Volví a pensar en el por qué de aquella sensación de pena absoluta, en el olor que misteriosamente sólo yo olía y me vinieron otras palabras que también escuché en cierta ocasión decir a mi tío en relación al comentario que me hizo sobre los árboles que nos abrazan a la locura: “Debemos estar listos para evitar las pequeñas señales que la mente nos va dejando antes de abandonar el reino de la cordura. Esas señales son verdades absolutas, y si las hacemos caso, si comprobamos su veracidad, estamos perdidos.”
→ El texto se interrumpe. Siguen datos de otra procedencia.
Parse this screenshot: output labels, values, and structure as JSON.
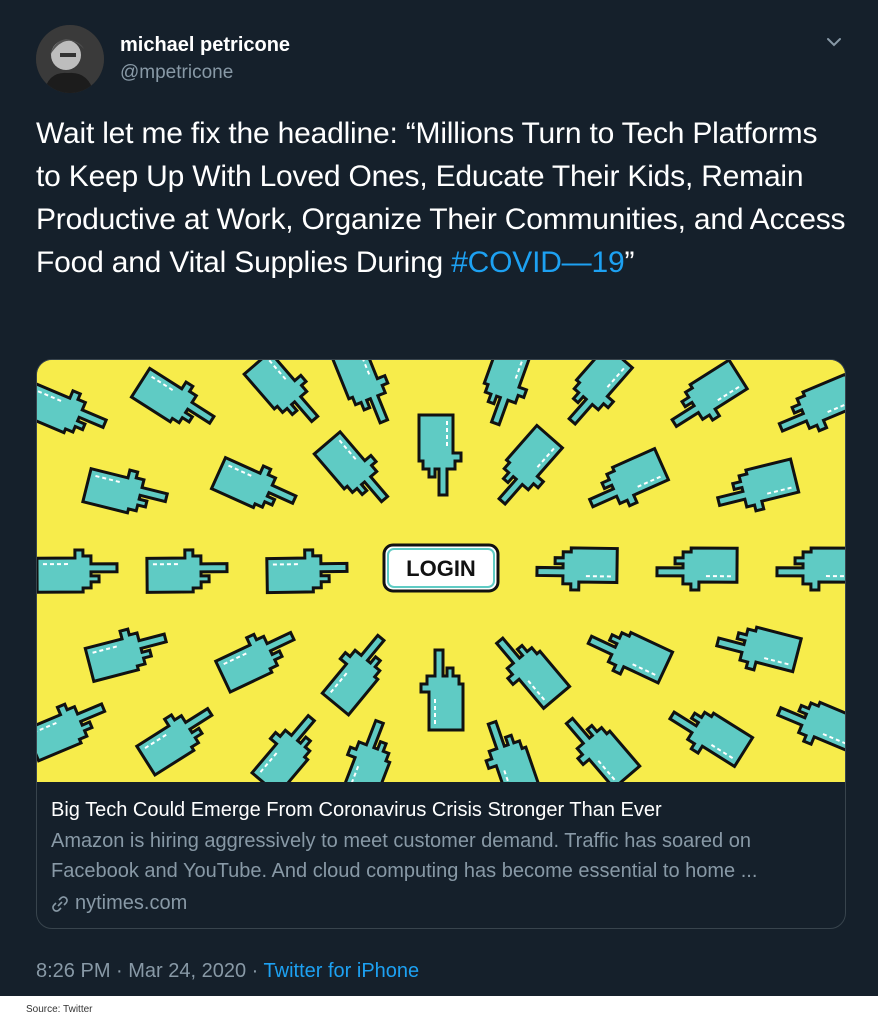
{
  "tweet": {
    "author": {
      "display_name": "michael petricone",
      "handle": "@mpetricone"
    },
    "text_before_hashtag": "Wait let me fix the headline:  “Millions Turn to Tech Platforms to Keep Up With Loved Ones, Educate Their Kids, Remain Productive at Work, Organize Their Communities, and Access Food and Vital Supplies During ",
    "hashtag": "#COVID—19",
    "text_after_hashtag": "”",
    "card": {
      "image_button_text": "LOGIN",
      "title": "Big Tech Could Emerge From Coronavirus Crisis Stronger Than Ever",
      "description": "Amazon is hiring aggressively to meet customer demand. Traffic has soared on Facebook and YouTube. And cloud computing has become essential to home ...",
      "domain": "nytimes.com"
    },
    "time": "8:26 PM",
    "separator": " · ",
    "date": "Mar 24, 2020",
    "source": "Twitter for iPhone",
    "more_icon": "chevron-down-icon",
    "link_icon": "link-icon"
  },
  "footer": {
    "credit": "Source: Twitter"
  },
  "colors": {
    "background": "#15202b",
    "accent": "#1da1f2",
    "secondary_text": "#8899a6",
    "card_border": "#38444d",
    "image_yellow": "#f7ec4b",
    "hand_teal": "#5fcbc4"
  }
}
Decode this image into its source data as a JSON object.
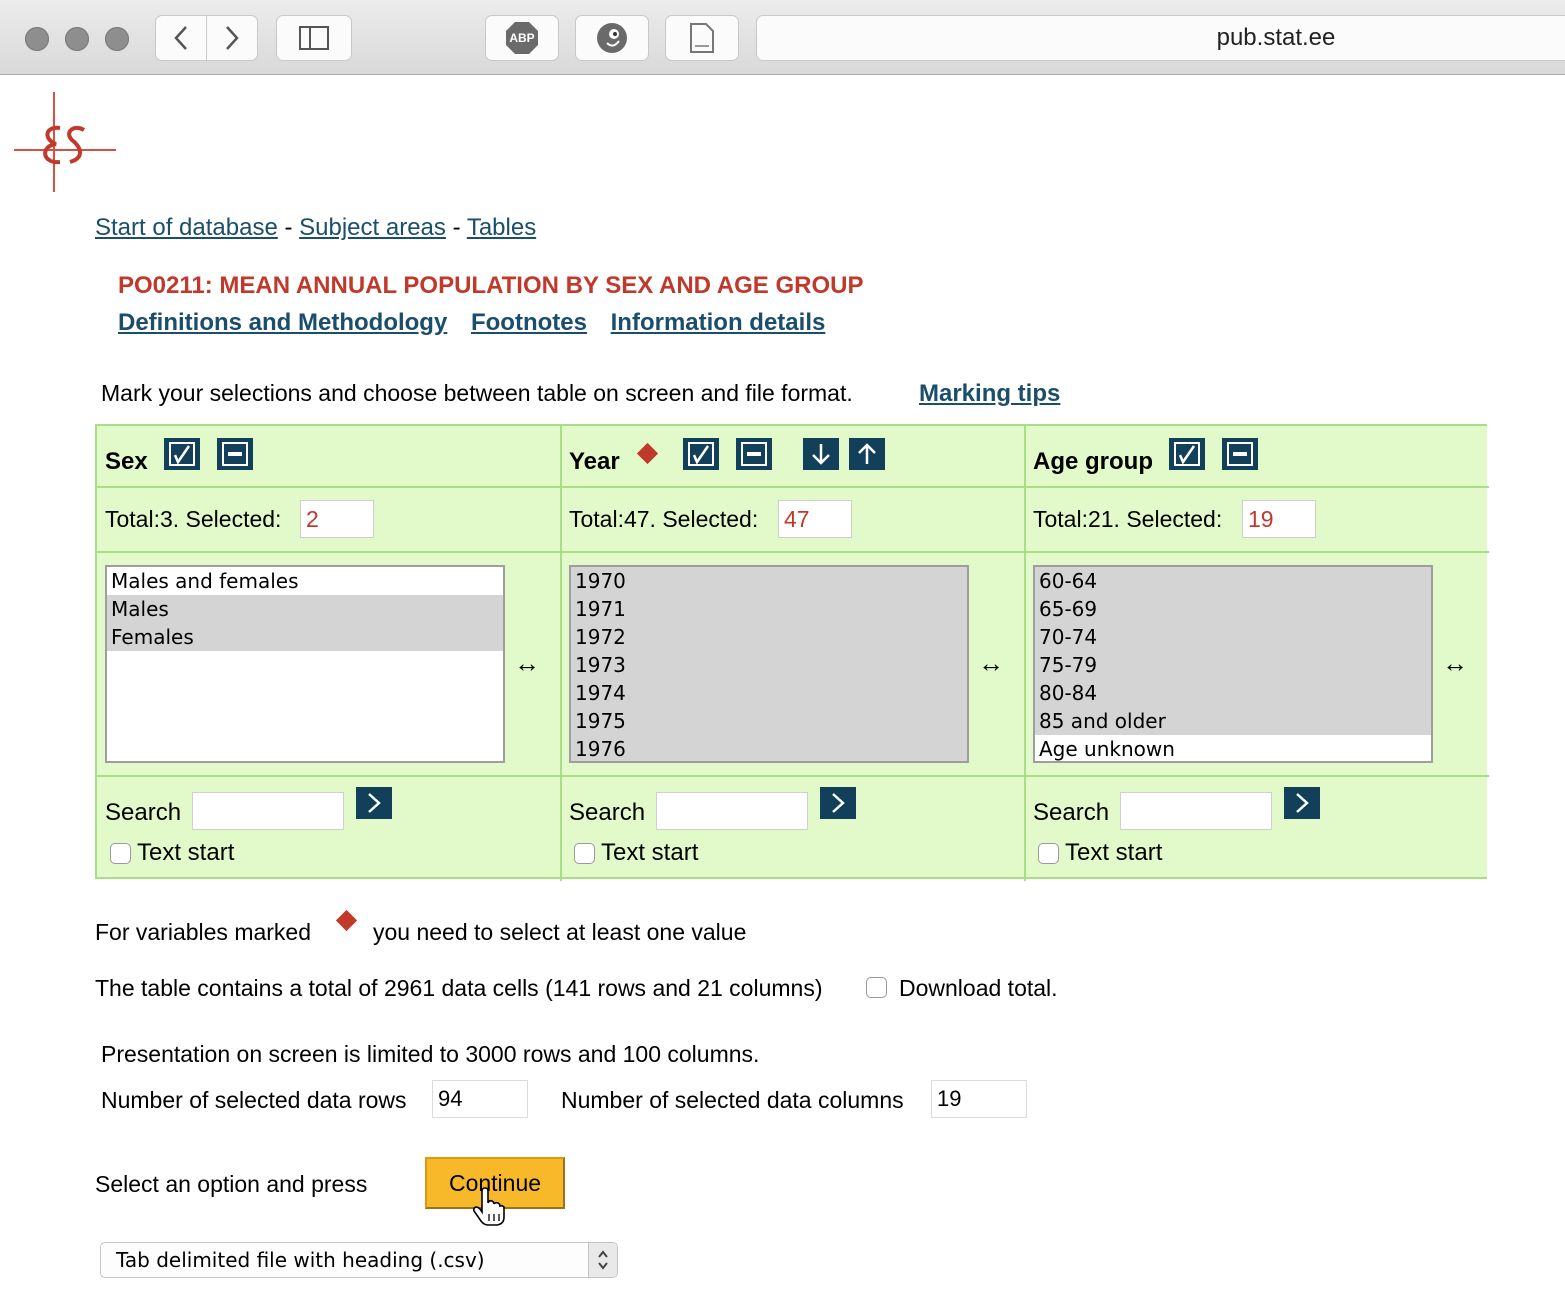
{
  "browser": {
    "url": "pub.stat.ee",
    "adblock_label": "ABP"
  },
  "logo": {
    "text": "ES"
  },
  "breadcrumb": {
    "start": "Start of database",
    "sep": "-",
    "subjects": "Subject areas",
    "tables": "Tables"
  },
  "title": "PO0211: MEAN ANNUAL POPULATION BY SEX AND AGE GROUP",
  "links": {
    "definitions": "Definitions and Methodology",
    "footnotes": "Footnotes",
    "information": "Information details"
  },
  "instruction": "Mark your selections and choose between table on screen and file format.",
  "marking_tips": "Marking tips",
  "variables": [
    {
      "name": "Sex",
      "total_text": "Total:3. Selected:",
      "selected": "2",
      "options": [
        {
          "label": "Males and females",
          "selected": false
        },
        {
          "label": "Males",
          "selected": true
        },
        {
          "label": "Females",
          "selected": true
        }
      ]
    },
    {
      "name": "Year",
      "mandatory": true,
      "total_text": "Total:47. Selected:",
      "selected": "47",
      "options": [
        {
          "label": "1970",
          "selected": true
        },
        {
          "label": "1971",
          "selected": true
        },
        {
          "label": "1972",
          "selected": true
        },
        {
          "label": "1973",
          "selected": true
        },
        {
          "label": "1974",
          "selected": true
        },
        {
          "label": "1975",
          "selected": true
        },
        {
          "label": "1976",
          "selected": true
        }
      ]
    },
    {
      "name": "Age group",
      "total_text": "Total:21. Selected:",
      "selected": "19",
      "options": [
        {
          "label": "60-64",
          "selected": true
        },
        {
          "label": "65-69",
          "selected": true
        },
        {
          "label": "70-74",
          "selected": true
        },
        {
          "label": "75-79",
          "selected": true
        },
        {
          "label": "80-84",
          "selected": true
        },
        {
          "label": "85 and older",
          "selected": true
        },
        {
          "label": "Age unknown",
          "selected": false
        }
      ]
    }
  ],
  "resize_glyph": "↔",
  "search_label": "Search",
  "text_start_label": "Text start",
  "mandatory_note_pre": "For variables marked",
  "mandatory_note_post": "you need to select at least one value",
  "cells_text": "The table contains a total of 2961 data cells (141 rows and 21 columns)",
  "download_total": "Download total.",
  "limit_text": "Presentation on screen is limited to 3000 rows and 100 columns.",
  "rows_label": "Number of selected data rows",
  "rows_value": "94",
  "cols_label": "Number of selected data columns",
  "cols_value": "19",
  "select_prompt": "Select an option and press",
  "continue_label": "Continue",
  "format_selected": "Tab delimited file with heading (.csv)",
  "colors": {
    "panel_bg": "#e2fac9",
    "panel_border": "#a8df86",
    "accent_red": "#c0392b",
    "link_blue": "#1a4e6b",
    "button_dark": "#12405a",
    "continue_bg": "#f7b92a"
  }
}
Recordando aquello me sentí aún más inquieto. Comencé a apretar el paso para llegar a la casa de mi tío. Sólo estaba a un par de calles. Necesitaba hablar con él y comentarle todo aquello. Conforme iba avanzando notaba cómo mi nariz recibía aún más olor de putrefacción y cómo mi alma se iba apenando más y más. En mi cabeza sólo escuchaba voces de llanto, de agonía, de dolor. Creo que realmente ahí estaba cayendo en un estado de nerviosismo tal, que me era muy difícil conservar la cabeza fría.
Todas las sensaciones se iban acumulando: aquel olor, los pensamientos, las imágenes que me venían a la mente en las que si bien no había nada definido, la única palabra que podría describir aquello era el luto. La pena era reinante en mí. Corrí y corrí para alcanzar la casa de mi tío y hablar con él. Sabía que al doblar la esquina estaba ya su casa. Tenía que hablar con él. Sentía que era una tabla de salvación para mí. Pero también fugazmente sabía que al doblar la esquina mis sensaciones se apagarían de repente. Era la única claridad que veía en mi repentina mezcla de extraños sentimientos.
Y efectivamente, al doblar la esquina desaparecieron todas aquellas sensaciones. Pero lejos de la razón que supuse que me daría calma, el hecho de hablar con mi tío y encontrar respuestas, encontré otra razón mucho más fuerte. Delante de mí estaba la casa de mi tío, y entre ésta y yo, se elevaba el gran árbol que creció y se mantuvo delante de la casa como guardián durante al menos todo el tiempo que cabe en mis recuerdos.
Y entre las ramas deshojadas del árbol, un cadáver. El cadáver de mi tío. Los ojos muy abiertos. La expresión totalmente desencajada, a la vez que se dibujaba una sonrisa. La sonrisa del loco. Ahora estaba claro, había encontrado todas las señales que me iban a llevar a la locura. A él ya se lo había llevado, y el árbol de su bosque particular le había abrazado para alejarle de los últimos retazos de cordura. Fue ése el momento en que comprendí que había hecho caso a las pequeñas señales que la mente me dio para alejarme del mundo de la cordura y que no debía haber hecho caso a esa sensación de pena. Y tampoco a ese olor. El olor de la muerte.